Luís Alves de Fraga disse...

Diz o meu Amigo que «a mercantilização da vida oferece hoje à mediocridade uma aparência de realização».
Esta é uma verdade irrefutável. É o gosto do mero consumo que dá oportunidade aos medíocres de surgirem com estatuto idêntico (na aparência, claro está!) ao de quem trabalha árdua e honestamente.
Esta tendência para valorizar o mercado e assentar o desejo em falsas necessidades geradas por processos de marketing e publicidade, leva a que todo o trabalho intelectual, que surge como fruto de uma exposição pública do autor, seja «comprado» e «apreciado» como bom quando não passa de pechisbeque. O meio que mais tem contribuído para que assim seja é, sem dúvida, a televisão.

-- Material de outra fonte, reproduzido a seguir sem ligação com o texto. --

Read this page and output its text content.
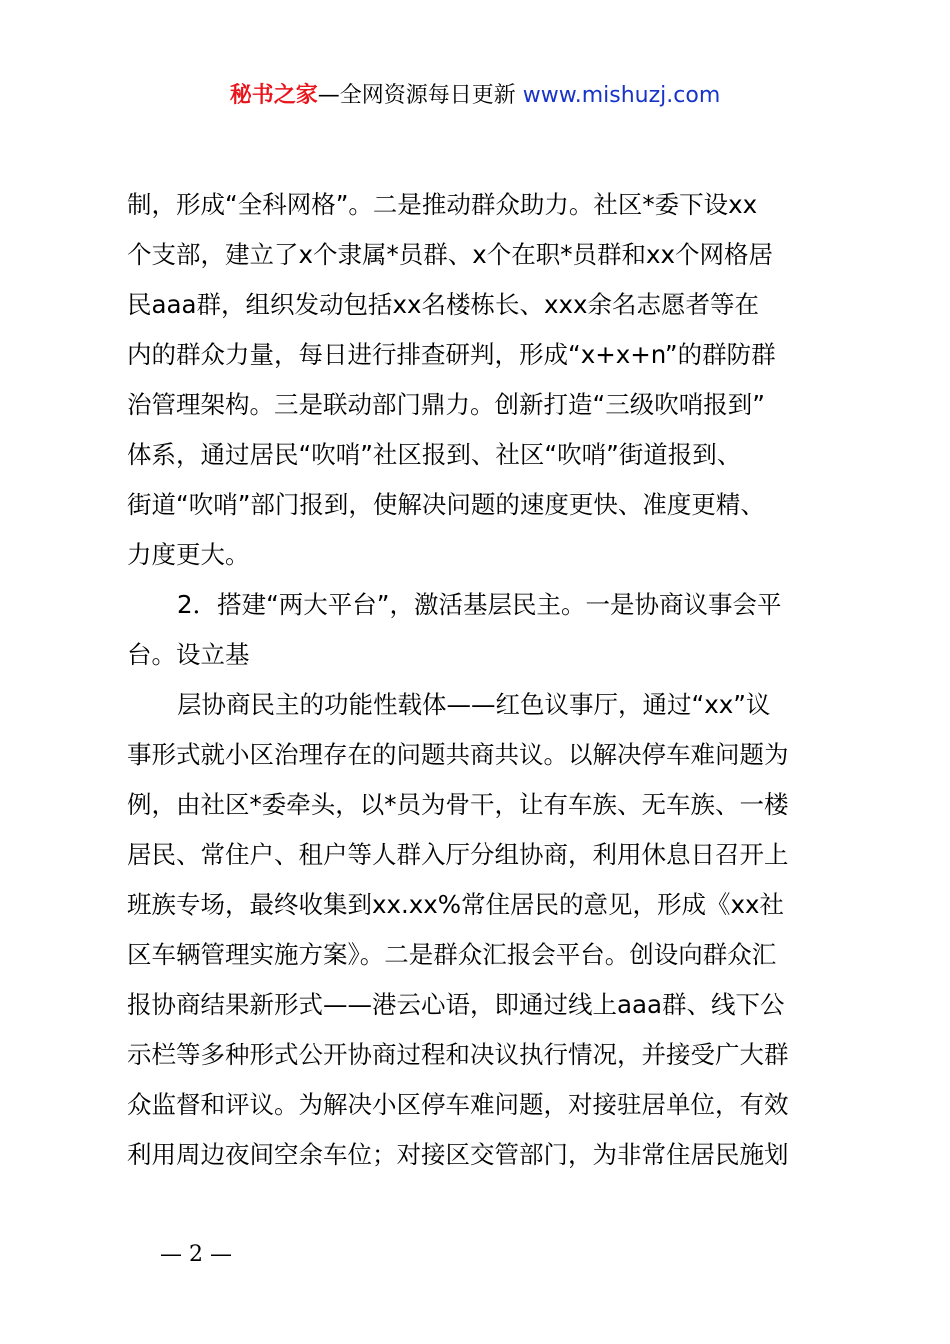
秘书之家—全网资源每日更新 www.mishuzj.com
制，形成“全科网格”。二是推动群众助力。社区*委下设xx
个支部，建立了x个隶属*员群、x个在职*员群和xx个网格居
民aaa群，组织发动包括xx名楼栋长、xxx余名志愿者等在
内的群众力量，每日进行排查研判，形成“x+x+n”的群防群
治管理架构。三是联动部门鼎力。创新打造“三级吹哨报到”
体系，通过居民“吹哨”社区报到、社区“吹哨”街道报到、
街道“吹哨”部门报到，使解决问题的速度更快、准度更精、
力度更大。
2．搭建“两大平台”，激活基层民主。一是协商议事会平
台。设立基
层协商民主的功能性载体——红色议事厅，通过“xx”议
事形式就小区治理存在的问题共商共议。以解决停车难问题为
例，由社区*委牵头，以*员为骨干，让有车族、无车族、一楼
居民、常住户、租户等人群入厅分组协商，利用休息日召开上
班族专场，最终收集到xx.xx%常住居民的意见，形成《xx社
区车辆管理实施方案》。二是群众汇报会平台。创设向群众汇
报协商结果新形式——港云心语，即通过线上aaa群、线下公
示栏等多种形式公开协商过程和决议执行情况，并接受广大群
众监督和评议。为解决小区停车难问题，对接驻居单位，有效
利用周边夜间空余车位；对接区交管部门，为非常住居民施划
— 2 —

A velha noção de «forte para durar uma vida» esvaiu-se para dar lugar a uma outra que lhe é oposta: «consuma e deite fora»
No trabalho intelectual da escrita, um Eça, um Herculano, ou como cita, um Aquilino preferiam escrever pouco para durar – melhor, perdurar – do que muito para ser esquecido; valorizavam a optimização e a verdade é que, mesmo assim, se tornaram famosos em vida, pois a obra impôs-se por ela e não por eles.

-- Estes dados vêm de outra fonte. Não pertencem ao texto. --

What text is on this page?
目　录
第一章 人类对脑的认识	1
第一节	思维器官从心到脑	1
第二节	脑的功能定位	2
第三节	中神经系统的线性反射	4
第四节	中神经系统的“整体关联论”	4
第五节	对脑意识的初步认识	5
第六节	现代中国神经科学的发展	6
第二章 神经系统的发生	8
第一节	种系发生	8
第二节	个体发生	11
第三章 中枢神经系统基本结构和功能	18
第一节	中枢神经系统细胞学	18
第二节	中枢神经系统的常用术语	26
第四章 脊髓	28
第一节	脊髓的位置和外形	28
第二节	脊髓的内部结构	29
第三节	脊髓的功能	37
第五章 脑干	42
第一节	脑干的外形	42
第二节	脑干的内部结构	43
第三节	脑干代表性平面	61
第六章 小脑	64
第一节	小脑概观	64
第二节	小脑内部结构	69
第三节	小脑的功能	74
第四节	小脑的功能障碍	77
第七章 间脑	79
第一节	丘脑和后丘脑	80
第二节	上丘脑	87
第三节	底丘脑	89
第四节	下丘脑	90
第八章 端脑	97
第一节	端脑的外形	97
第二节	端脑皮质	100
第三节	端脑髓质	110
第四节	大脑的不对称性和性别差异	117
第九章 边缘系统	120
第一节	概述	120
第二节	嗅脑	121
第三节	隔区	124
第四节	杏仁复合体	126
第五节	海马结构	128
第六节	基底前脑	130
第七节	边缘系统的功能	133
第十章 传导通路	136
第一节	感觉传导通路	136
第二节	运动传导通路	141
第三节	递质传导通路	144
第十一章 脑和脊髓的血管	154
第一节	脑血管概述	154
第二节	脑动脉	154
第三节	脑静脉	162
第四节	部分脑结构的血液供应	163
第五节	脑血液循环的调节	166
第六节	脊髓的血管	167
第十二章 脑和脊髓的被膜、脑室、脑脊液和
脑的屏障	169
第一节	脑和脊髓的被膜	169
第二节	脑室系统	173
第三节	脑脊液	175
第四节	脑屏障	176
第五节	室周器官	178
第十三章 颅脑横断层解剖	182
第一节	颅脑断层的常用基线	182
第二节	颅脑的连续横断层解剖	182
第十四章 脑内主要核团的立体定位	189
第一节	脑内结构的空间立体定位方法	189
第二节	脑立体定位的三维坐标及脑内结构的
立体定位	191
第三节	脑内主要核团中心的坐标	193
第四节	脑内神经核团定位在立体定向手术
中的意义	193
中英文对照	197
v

Um certo comentador televisivo escreveu há anos um romance que teve milhares de reproduções. Vinha cheio de erros históricos, escrito numa linguagem de mero rascunho, primária e nada burilada.

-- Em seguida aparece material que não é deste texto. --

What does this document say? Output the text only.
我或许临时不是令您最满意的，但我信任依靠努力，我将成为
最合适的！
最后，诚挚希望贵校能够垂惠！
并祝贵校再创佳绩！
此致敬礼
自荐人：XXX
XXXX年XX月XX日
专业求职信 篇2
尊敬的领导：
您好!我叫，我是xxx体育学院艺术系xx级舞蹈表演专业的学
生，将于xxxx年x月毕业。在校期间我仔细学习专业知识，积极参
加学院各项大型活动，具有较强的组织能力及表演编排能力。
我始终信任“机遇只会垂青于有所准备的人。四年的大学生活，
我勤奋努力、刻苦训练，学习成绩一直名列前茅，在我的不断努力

Todo o gato-sapato, neste país, teceu loas à obra em causa; encantou desde a simples empregadinha de supermercado até antigos Presidentes da República. Fiquei na dúvida se tínhamos lido os mesmos exemplares do mesmo livro. Fiquei, até hoje, à espera do menino capaz de dizer bem alto que o rei vai nu. E nada se diz, porque o autor é figura de consumo televisivo ou, se se põe em causa autor e obra, é mais por despeito do que como resultado de uma análise para desmitificar ambos.
Deixe estar o meu Amigo, porque estamos, ao que parece, condenados à mediocridade e se ontem foi a Igreja – como o disse Antero – a causa do obscurantismo, hoje e amanhã as responsabilidades recaem sobre o medo de reconhecer e condenar o mau produto. E desse medo padecem, com raras excepções, os sumos-sacerdotes do Saber, que são os mestres das nossas universidades.

Carlos Esperança disse...

Para que o prazer da visita se mantenha é preciso que o autor seja mais assíduo, para nos deliciar com a postura honrada no civismo e na gramática.